Following the classic Nick Drake template of critical acclaim unmatched by the record buying public, a series of car accidents and failed surgery to rectify a painful on going back injury, meant she got addicted to prescription drugs and dropped out of the music scene, finally dying of a drug overdose, or "acute cocaine and codeine intoxication," on November 23, 1979 at her apartment on Morrison Street in North Hollywood.
This track Crayon Angels is taken from her debut 1971 album and has been covered in concert on numerous occasions by the Fleet Foxes.
|
|
|
Post by raliverpool on Jun 10, 2011 20:55:10 GMT 1
Todd Rundgren - Real Man (1975)
Taken from his sixth solo album Intuition this soulful Gamble & Huff; Hall & Oates influenced track peaked at USA#83 for an act who has influenced the likes of fellow writer, producer (Bat Out Of Hell; The Band; XTC; Grand Funk Railroad; Badfinger; Hall & Oates; Patti Smith; The Tubes; Tom Robinson Band; Bad Religion; Cheap Trick; New York Dolls; and many others) and multi-instrumentalist Prince.
|
|
vastar iner
Member
I am the poster on your wall
Posts: 17,467
|
Post by vastar iner on Jun 29, 2011 22:44:50 GMT 1
Bit of a wistful pub-rock classic. I could imagine this being played as Bruce Banner walked away from another Hulk-inspired session of destruction as yet again he loses the girl. They had to change their name from Glyder because of the pre-existing Glider, hence the somewhat insulting variation.

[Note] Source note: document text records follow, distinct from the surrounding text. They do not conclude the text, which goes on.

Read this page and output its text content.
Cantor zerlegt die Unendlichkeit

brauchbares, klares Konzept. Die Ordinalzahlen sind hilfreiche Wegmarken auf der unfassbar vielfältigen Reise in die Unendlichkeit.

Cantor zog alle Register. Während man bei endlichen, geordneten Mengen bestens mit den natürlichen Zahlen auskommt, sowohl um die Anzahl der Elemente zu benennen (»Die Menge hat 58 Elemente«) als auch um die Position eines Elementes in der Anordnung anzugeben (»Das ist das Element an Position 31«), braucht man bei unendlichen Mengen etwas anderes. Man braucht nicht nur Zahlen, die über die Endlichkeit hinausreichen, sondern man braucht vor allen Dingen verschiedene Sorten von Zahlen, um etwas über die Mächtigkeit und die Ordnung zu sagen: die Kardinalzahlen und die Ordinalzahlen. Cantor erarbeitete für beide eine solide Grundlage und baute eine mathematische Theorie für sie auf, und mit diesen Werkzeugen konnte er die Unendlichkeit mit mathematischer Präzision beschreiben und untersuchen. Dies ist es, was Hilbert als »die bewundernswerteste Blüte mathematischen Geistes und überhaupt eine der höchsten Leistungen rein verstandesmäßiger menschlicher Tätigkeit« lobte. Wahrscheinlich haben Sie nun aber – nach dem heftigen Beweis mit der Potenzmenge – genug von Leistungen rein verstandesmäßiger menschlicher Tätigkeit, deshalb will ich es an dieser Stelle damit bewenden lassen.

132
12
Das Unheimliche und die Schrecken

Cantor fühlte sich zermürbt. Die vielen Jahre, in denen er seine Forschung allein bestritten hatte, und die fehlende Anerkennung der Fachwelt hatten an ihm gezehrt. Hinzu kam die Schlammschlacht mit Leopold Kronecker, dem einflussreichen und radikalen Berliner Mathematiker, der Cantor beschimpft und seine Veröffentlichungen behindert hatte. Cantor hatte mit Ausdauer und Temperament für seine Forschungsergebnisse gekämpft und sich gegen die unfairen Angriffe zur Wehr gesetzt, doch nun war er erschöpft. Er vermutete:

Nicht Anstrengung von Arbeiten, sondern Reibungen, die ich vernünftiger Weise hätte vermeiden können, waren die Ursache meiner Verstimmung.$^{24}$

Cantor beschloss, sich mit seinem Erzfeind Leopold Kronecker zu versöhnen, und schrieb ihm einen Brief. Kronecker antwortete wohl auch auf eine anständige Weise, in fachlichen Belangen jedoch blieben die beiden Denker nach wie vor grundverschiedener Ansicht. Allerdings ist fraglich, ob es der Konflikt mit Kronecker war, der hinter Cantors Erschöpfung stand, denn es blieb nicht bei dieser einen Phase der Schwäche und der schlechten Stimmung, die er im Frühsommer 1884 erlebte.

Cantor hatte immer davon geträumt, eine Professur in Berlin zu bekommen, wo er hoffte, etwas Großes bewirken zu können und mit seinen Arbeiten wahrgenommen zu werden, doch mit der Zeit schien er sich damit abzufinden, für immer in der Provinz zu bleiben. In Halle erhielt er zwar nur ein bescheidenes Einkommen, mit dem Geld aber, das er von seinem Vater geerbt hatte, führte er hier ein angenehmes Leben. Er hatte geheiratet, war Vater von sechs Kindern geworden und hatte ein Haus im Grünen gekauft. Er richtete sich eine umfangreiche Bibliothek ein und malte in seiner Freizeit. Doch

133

They ended up releasing precisely one other single, and a double-album made up of cuts and off-cuts after they broke up. Shame they didn't last, given the quality of this debut single. Most of the group ended up in other minor chart-missing band, other than the bassist who joined the Pogues, and the guitarist who joined Darts.
|
|
|
Post by Whitneyfan on Jul 1, 2011 9:21:32 GMT 1
The Climax Blues Band - Couldn't get it right
I heard thei on the radio the other day and had to find out who sung it, it's amazing. Sounds like a cross between 10cc and the Bee Gees.
|
|
|
Post by thehitparade on Jul 1, 2011 20:02:34 GMT 1
The Climax Blues Band - Couldn't get it rightI heard thei on the radio the other day and had to find out who sung it, it's amazing. Sounds like a cross between 10cc and the Bee Gees. Well, I don't particularly like either of those bands but I do like this. I discovered it on a compilation years ago, and then again when I got my first MP3 player and loaded this onto it. I think the singer died a couple of years ago unfortunately.